I’m currently using Amazon Quick to upload CSV / JSON files (via Spaces or chat file attachments). These files contain website sales and transaction data, and I want to query the uploaded documents to retrieve specific information, such as the list of products purchased by a particular member email.
However, I’m running into recurring accuracy issues:
In some cases, Quick responds that it cannot find any relevant data, even though the data clearly exists in the uploaded file.
In other cases, it does find related records, but some details are incorrect, or the response appears to include AI hallucinations (for example, wrong product details or mismatched purchase records).
sometimes, both cases above happen randomly in the same environment setting, still not found the reason yet
Because this involves sales and customer data, accuracy is extremely important. These inconsistencies make it difficult for us to confidently adopt this system in a stable production environment.
I’d like to ask a few questions:
Are there any best practices for improving the accuracy and consistency of document-based queries in Amazon Quick?
Is there a way to restrict answers to only the uploaded CSV/JSON content, instead of allowing the model to infer or generate information?
I noticed that Amazon Q Business provides configuration options to reduce hallucinations or enforce more conservative response modes.
→ Does Amazon Quick offer any similar settings or controls?
Does the file size, number of rows, or character/token length of CSV/JSON files affect answer accuracy?
If so, are there recommended approaches (such as file splitting, schema normalization, indexing, or pre-filtering) to reduce incorrect results?
If some level of inaccuracy is expected by design, I’d like to better understand the practical limits of accuracy and whether others have successfully deployed similar use cases in production.
Any insights, documentation, or real-world experience would be greatly appreciated.
Thank you very much!
The file upload + chat experience is intended for exploration and summarization, not deterministic, row-level querying. When asking questions like “which products were purchased by this exact email,” it’s common to see missed records, partial matches, or inferred details, especially as file size or complexity increases.
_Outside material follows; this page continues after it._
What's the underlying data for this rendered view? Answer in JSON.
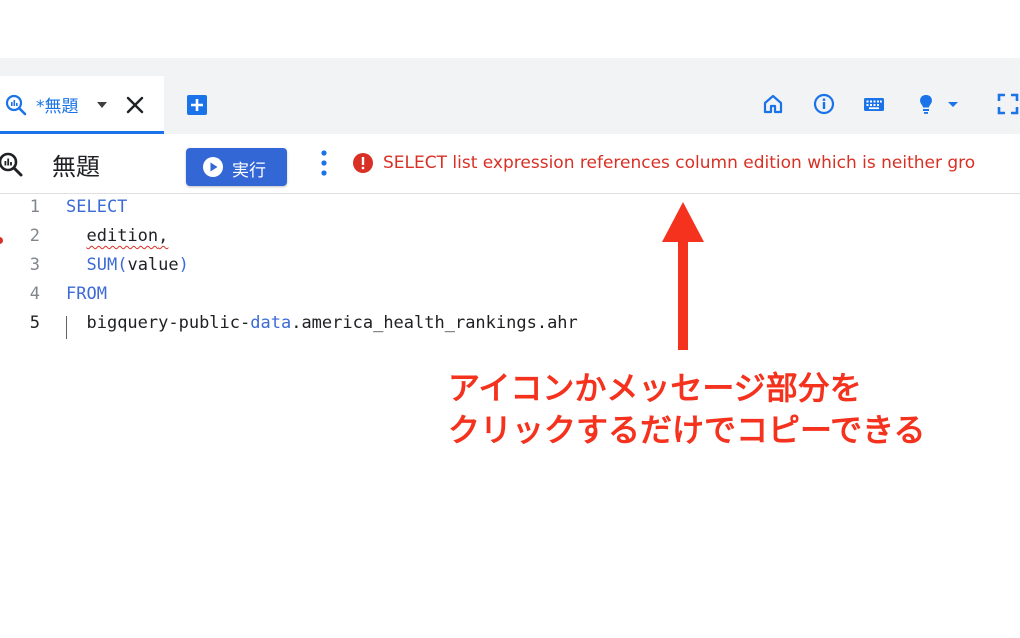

This is an inherent limitation of using document-based RAG queries on structured data, not a data quality issue on your side.
While Amazon Q Business includes hallucination-mitigation controls (Hallucination mitigation in Amazon Q Business - Amazon Q Business), AWS explicitly documents that hallucination mitigation “isn’t supported for responses generated from tabular data”. The feature only applies to textual data, so these controls don’t address CSV/JSON accuracy issues either.
File size and structure do matter. While specific limits exist for chat uploads (CSV/Excel files must be less than 5MB), answer quality can degrade with large row counts, wide schemas, or long text fields. Splitting files and normalizing schemas can help, but only to a point.
Yes, this is pretty normal for Amazon Quick. It’s not a strict query engine; it does semantic retrieval and inference, so accuracy can vary, especially with CSV and JSON.
A few important points:
Files that are big or wide are less accurate. split data, clean up schemas, and normalize columns
There is no real “only use uploaded data” mode, so a little hallucination is normal.
CSV/JSON without a strong structure makes it hard to find things.
Quick is not the same as Amazon Q Business (there are no strict rules or guidelines).
Most people preprocess data or pair it with a deterministic layer (SQL/Athena) for production use and only use Quick for exploration.
In short, this is normal behavior, not a bug it’s just how Amazon Quick works right now.
Just checking back in since we haven’t heard from you in a bit. I wanted to see if the guidance shared earlier helped resolve your question, or if you found a solution in the meantime.
If you still have any additional questions related to your initial post, feel free to share them. Otherwise, any update you’re able to provide within the next 3 business days would be helpful for the community.